Aden al-Ghad, a local newspaper close to southern separatists, said on its website that at least three of the attackers also died during the raid.

Witnesses and Aden al-Ghad said a 10-year-old boy was killed and four civilians were wounded by shrapnel from a shell that had missed its target during subsequent clashes between the army and the militants, who apparently were still holding out in the area.

Tawahi houses some of the country's main state facilities in Aden, including the presidential palace, the local secret service offices and the local radio and television studios.

Witnesses in Tawahi said they had heard the sounds of rocket propelled grenades as soldiers closed off roads to the area and engaged the attackers.

Yemen, a Western-allied country that shares a border with top global oil exporter Saudi Arabia, has been in turmoil since mass protests forced long-term leader Ali Abdullah Saleh to step down in 2012. His successor, Abd-Rabbu Mansour, Hadi has been struggling to restore order.

The security source told Saba that Wednesday's attack had been foiled at the gate of the army headquarters and troops were hunting militants who had arrived in a separate vehicle to engage soldiers after the suicide attack.
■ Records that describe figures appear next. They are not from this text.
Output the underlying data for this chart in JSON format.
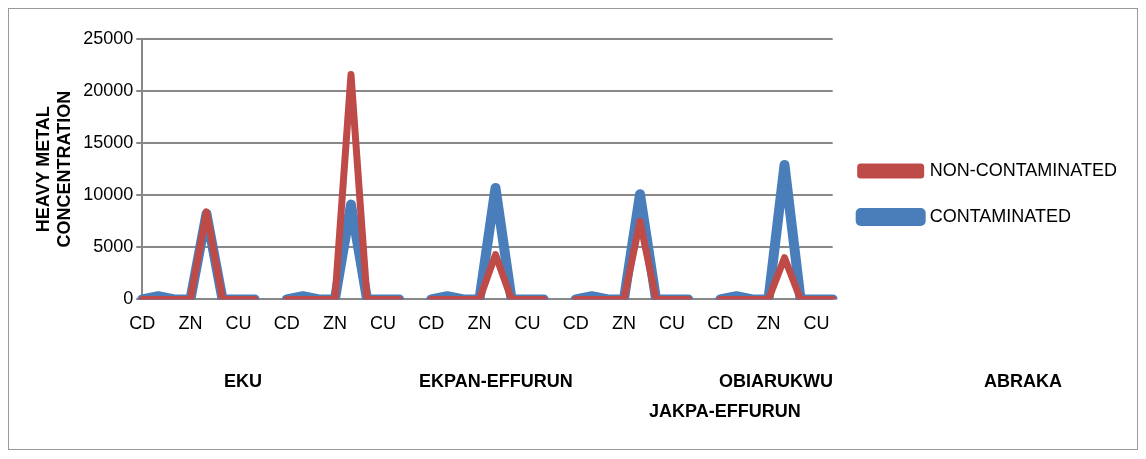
{
  "chart_data": {
    "type": "line",
    "ylabel": "HEAVY METAL CONCENTRATION",
    "categories": [
      "CD",
      null,
      null,
      "ZN",
      null,
      null,
      "CU",
      null,
      null,
      "CD",
      null,
      null,
      "ZN",
      null,
      null,
      "CU",
      null,
      null,
      "CD",
      null,
      null,
      "ZN",
      null,
      null,
      "CU",
      null,
      null,
      "CD",
      null,
      null,
      "ZN",
      null,
      null,
      "CU",
      null,
      null,
      "CD",
      null,
      null,
      "ZN",
      null,
      null,
      "CU",
      null
    ],
    "series": [
      {
        "name": "CONTAMINATED",
        "color": "#4a7ebb",
        "values": [
          0,
          300,
          0,
          0,
          8200,
          0,
          0,
          0,
          null,
          0,
          300,
          0,
          0,
          9100,
          0,
          0,
          0,
          null,
          0,
          300,
          0,
          0,
          10700,
          0,
          0,
          0,
          null,
          0,
          300,
          0,
          0,
          10100,
          0,
          0,
          0,
          null,
          0,
          300,
          0,
          0,
          12900,
          0,
          0,
          0
        ]
      },
      {
        "name": "NON-CONTAMINATED",
        "color": "#be4b48",
        "values": [
          0,
          0,
          0,
          0,
          8400,
          0,
          0,
          0,
          null,
          0,
          0,
          0,
          0,
          21600,
          0,
          0,
          0,
          null,
          0,
          0,
          0,
          0,
          4300,
          0,
          0,
          0,
          null,
          0,
          0,
          0,
          0,
          7500,
          0,
          0,
          0,
          null,
          0,
          0,
          0,
          0,
          4000,
          0,
          0,
          0
        ]
      }
    ],
    "ylim": [
      0,
      25000
    ],
    "yticks": [
      0,
      5000,
      10000,
      15000,
      20000,
      25000
    ],
    "grid": "y",
    "legend": "right",
    "marker": "none",
    "line_style": "solid",
    "annotations": [
      "EKU",
      "EKPAN-EFFURUN",
      "OBIARUKWU",
      "ABRAKA",
      "JAKPA-EFFURUN"
    ]
  }
}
"The security guarding the Fourth Division headquarters in Aden foiled a suicide attack carried out by terrorist elements of al Qaeda who had detonated a booby-trapped car at the main gate of the Division's headquarters," Saba quoted the source as saying.


Al Qaeda in the Arabian Peninsula (AQAP) is one of the most active branches of the network founded by Osama bin Laden and militants have plotted attacks against international airlines from there.

On Tuesday, two Yemeni soldiers and two al Qaeda militants were killed during a clash in the western al-Hudaida province, the Interior Ministry said on its website.

The website, quoting a source at the ministry, said that the clash broke out when militants tried to free four of their comrades who had been seized in a raid by security forces on their hideout earlier in the day.

Saba later identified two of the captured militants as being Saudi citizens.

AQAP, reinforced by Saudi militants who had gained battle experience in Syria and Iraq, has staged a series of spectacular attacks on the Yemeni army since 2011.

In December last year, at least 52 people including foreign medical staff were killed when a suicide bomber drove a car packed with explosives into a gate of the Defence Ministry in Sanaa, paving the way for gunmen in another vehicle to storm the compound.

In September last year, dozens of militants stormed the headquarters of the army's Second Division in al-Mukalla, the provincial capital of the southeastern Hadramout province, taking some military personnel hostage before the army retook the facility.

Last month, suspected militants killed 20 members of Yemen's security forces in a dawn raid on a checkpoint located some 120 kms (75 miles) east of al-Mukalla.